闽楠紫色酸性磷酸酶基因（PAPs）家族分析及3个PAPs在低磷胁迫下的功能

doi:10.11707/j.1001-7488.LYKX20240323

摘要/Abstract

摘要：

目的: 紫色酸性磷酸酶（PAPs）是应对低磷胁迫的重要酸性磷酸酶，筛选响应低磷胁迫的闽楠PAPs基因，并进行功能验证，探究闽楠适应低磷胁迫下的响应机制，为培育闽楠磷高效利用种质提供理论依据。
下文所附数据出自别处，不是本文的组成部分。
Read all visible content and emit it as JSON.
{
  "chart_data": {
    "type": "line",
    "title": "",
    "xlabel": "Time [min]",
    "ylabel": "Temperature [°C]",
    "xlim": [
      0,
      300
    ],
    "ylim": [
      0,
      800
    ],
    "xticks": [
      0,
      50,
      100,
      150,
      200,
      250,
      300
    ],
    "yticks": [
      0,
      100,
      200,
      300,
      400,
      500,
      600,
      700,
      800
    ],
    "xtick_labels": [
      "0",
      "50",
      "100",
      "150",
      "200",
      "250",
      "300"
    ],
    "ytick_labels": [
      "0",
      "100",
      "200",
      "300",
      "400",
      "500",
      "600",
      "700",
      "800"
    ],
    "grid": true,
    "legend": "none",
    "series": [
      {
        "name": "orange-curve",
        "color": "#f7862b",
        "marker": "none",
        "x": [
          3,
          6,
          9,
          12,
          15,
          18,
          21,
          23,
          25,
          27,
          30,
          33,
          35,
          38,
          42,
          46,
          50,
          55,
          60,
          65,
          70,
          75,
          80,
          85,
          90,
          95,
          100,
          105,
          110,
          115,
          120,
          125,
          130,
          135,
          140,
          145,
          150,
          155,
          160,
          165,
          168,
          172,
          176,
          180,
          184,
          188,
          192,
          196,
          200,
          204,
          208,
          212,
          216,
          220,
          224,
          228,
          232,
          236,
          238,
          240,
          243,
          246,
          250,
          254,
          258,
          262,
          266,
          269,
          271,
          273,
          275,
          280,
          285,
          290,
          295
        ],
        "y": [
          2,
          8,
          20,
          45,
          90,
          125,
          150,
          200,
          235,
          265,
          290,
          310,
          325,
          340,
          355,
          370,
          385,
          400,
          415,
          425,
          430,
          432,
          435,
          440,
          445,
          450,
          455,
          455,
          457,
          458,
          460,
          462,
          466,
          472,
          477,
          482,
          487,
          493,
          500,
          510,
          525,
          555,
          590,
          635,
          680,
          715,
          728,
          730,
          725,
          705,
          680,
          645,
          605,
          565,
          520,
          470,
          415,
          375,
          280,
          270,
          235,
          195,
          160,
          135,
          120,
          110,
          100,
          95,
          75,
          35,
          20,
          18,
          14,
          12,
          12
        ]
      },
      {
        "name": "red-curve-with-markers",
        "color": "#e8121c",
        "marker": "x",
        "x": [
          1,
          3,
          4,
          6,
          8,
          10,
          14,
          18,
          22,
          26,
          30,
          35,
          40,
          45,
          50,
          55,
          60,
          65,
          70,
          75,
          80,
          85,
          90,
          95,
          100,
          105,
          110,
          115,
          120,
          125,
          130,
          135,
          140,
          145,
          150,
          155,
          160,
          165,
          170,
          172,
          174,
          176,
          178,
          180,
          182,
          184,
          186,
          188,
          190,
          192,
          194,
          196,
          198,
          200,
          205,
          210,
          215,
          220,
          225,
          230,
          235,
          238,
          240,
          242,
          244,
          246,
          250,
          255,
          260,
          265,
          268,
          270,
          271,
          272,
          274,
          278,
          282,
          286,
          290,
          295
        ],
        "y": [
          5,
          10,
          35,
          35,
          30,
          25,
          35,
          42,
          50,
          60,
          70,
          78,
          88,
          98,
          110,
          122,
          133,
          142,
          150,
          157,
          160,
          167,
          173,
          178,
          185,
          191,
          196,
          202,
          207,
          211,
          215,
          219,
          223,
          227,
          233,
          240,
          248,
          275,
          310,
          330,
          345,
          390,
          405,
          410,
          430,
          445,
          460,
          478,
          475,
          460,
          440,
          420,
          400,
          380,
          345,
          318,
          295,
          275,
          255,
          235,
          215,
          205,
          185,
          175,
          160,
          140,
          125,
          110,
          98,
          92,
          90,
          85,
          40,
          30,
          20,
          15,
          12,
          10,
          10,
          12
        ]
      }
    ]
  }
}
方法: 基于闽楠全基因组数据，通过blastp同源比对及hmmersearch对闽楠PAPs基因家族进行鉴定及生信分析，与拟南芥和挪威云杉PAPs蛋白序列比对，构建系统进化树。通过对闽楠2个家系（靖安3号和宜丰5号）苗在不同磷含量（0 mmol·L^?1 KH₂PO₄和1 mmol·L^?1 KH₂PO₄）处理下的光合荧光参数、无机磷含量、酸性磷酸酶（ACP）活性及PAPs表达量进行分析，筛选了3个PbPAPs进行后续基因功能研究。结果: 在闽楠全基因组中鉴定到22个PbPAPs基因，均含有Metallophos结构域，不均匀分布于10条染色体，氨基酸长度326~648 aa，大部分基因等电点小于7，外显子数量2~13个，共有2对串联重复和4对片段重复，系统进化树分为3组。低磷胁迫下2个家系苗主根伸长抑制，根毛密度和根表面积增加；净光合速率和F_v/F_m值均显著下降，而ACP活性显著升高；靖安3号叶片无机磷含量先下降后有所上升，宜丰5号变化较平稳，靖安3号处理7天后根无机磷含量显著下降，宜丰5号处理21天根无机磷含量显著下降，而处理后期变化趋势相近。经RT-qPCR分析，低磷诱导PbPAP10a、PbPAP15a和PbPAP26基因表达。分别通过发根农杆菌和根癌农杆菌介导遗传转化获得PbPAP10a、PbPAP15a和PbPAP26基因的过表达闽楠根系及转基因拟南芥，其ACP活性显著增强，无机磷含量显著升高，表明过表达PbPAPs基因可提高ACP活性和无机磷含量。结论: 闽楠对低磷胁迫有较高耐受性，且宜丰5号比靖安3号对低磷胁迫的耐受性更高，适用于瘠薄林地或酸性低磷林地造林，过表达闽楠PAPs基因可提高ACP活性和无机磷含量，助力于闽楠对低磷环境的适应性。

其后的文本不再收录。